Y es que el cargo de Primera Ministra (SPOILER) se lleva por delante la vida familiar de Birgitte Nyborg, acabando con su matrimonio y provocando distanciamiento y problemas de salud en sus hijos. En la vida real, el hecho de que el sexo femenino sea el protagonista en el ámbito doméstico está considerado una de las causas por las que el número de mujeres es significativamente menor al de los hombres en altos cargos de poder. El tiempo dedicado a la ambición profesional es sustituido por las tareas domésticas y el cuidado de los hijos.

En España, podemos observar abismos entre los porcentajes por sexos en los cargos de poder más bajos: “Es probable que esta diferencia tenga que ver con que las mujeres siguen asumiendo la gran mayoría del trabajo doméstico y de cuidados, lo que se añade a su jornada laboral, dando lugar a la denominada “doble jornada” (triple, para las mujeres activas en política)”.

Borgen nos atrapa en la vida diaria de una persona normal en el puesto más elevado de un país, en este caso una mujer que nos presenta las decisiones políticas de manera más humanizada, mostrando problemas, errores y arrepentimientos. Nyborg demuestra sensibilidad e idealismo pretendiendo contentar a su país sin defraudar a sus electores a la vez que busca el consenso con el resto de partidos representados en el Parlamento en las constantes tomas de decisiones. “Soy la primera ministra, también de las personas que no me votaron”.

Pero, ¿es posible actuar sin traicionar sus principios éticos cuando éstos pasan por tener en cuenta los de los demás, tan diferentes a los suyos?

Una de las reformas que se presentan bajo su mandato intenta reducir las diferencias entre sexos. La igualdad se trata en un capítulo en el que la Ministra de Comercio e Industria encargada de llevar a cabo la ley es juzgada por su atractivo físico tanto entre sus compañeros políticos como por el sensacionalismo de los medios de comunicación.

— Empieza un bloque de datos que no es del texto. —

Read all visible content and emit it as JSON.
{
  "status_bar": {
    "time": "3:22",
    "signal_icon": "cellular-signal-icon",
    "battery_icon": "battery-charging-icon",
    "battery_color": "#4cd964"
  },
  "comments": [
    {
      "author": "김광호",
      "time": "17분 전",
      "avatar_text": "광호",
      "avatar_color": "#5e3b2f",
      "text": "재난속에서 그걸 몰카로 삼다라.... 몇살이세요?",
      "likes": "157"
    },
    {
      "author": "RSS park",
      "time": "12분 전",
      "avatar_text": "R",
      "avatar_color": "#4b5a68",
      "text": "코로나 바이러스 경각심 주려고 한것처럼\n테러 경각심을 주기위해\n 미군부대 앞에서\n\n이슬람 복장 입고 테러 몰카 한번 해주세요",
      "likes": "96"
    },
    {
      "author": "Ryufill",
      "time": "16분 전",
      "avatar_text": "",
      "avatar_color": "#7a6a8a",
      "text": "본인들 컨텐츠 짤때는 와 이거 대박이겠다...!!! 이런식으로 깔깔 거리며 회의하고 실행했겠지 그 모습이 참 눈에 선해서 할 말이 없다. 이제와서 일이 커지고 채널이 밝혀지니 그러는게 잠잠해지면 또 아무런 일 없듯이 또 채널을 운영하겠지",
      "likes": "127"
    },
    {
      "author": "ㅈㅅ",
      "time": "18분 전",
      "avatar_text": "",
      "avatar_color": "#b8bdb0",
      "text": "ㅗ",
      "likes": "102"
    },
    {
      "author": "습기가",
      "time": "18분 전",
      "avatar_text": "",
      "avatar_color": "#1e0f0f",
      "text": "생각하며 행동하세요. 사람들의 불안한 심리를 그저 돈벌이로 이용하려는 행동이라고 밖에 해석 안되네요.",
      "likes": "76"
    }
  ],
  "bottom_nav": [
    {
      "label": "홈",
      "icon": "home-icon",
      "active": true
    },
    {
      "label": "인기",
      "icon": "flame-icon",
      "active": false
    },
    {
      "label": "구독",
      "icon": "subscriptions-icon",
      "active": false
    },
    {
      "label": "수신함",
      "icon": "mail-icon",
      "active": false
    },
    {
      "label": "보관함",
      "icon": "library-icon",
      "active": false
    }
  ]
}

La opinión del marido de la Primera Ministra ante la reforma es que “será vista como una conspiración femenina”, a lo que Birgitte responde preguntándole “por qué cuando una mujer llega a un puesto de responsabilidad y lo hace diez veces mejor que un hombre debe disculparse por ser mujer y prometer que nunca nunca dará a otras mujeres un trato favorable”. Philip afirma entonces que “es cuestión de amor propio. No son los hombres los que os obligan a buscar su aprobación”. “Nunca he necesitado la aprobación de ningún hombre en mi vida”, responde ella.

De los 193 países reconocidos por la ONU, a fecha agosto 2015, sólo 13 tenían Jefas de Gobierno y 11 Jefas de Estado, según ONU Mujeres basándose en informaciones proporcionadas por las Misiones Permanentes ante las Naciones Unidas.

Recientemente se publicaba un estudio que eliminaba a los hombres gracias a retoque fotográfico de aquellas imágenes en las que se mostraban los ocupantes de altos puestos políticos, jefes de estado y de Gobierno principalmente. El resultado era desolador cuando apenas quedaban una, dos o tres mujeres en cada instantánea en las que el número total de personas era bastante más elevado.

Los seriéfilos pueden analizar la influencia de Borgen y los filosóficos las casualidades de la vida, pero la realidad es que justo un año más tarde de que se emitiera la primera temporada, salía elegida la primera mujer en Dinamarca que se convertía en Jefa de Gobierno gracias, igualmente, a una coalición. Helle Thorning-Schmidt llegaba al poder a finales del 2011 y hasta este mismo año ha ocupado el puesto de Primera Ministra de su país como líder del partido socialdemócrata.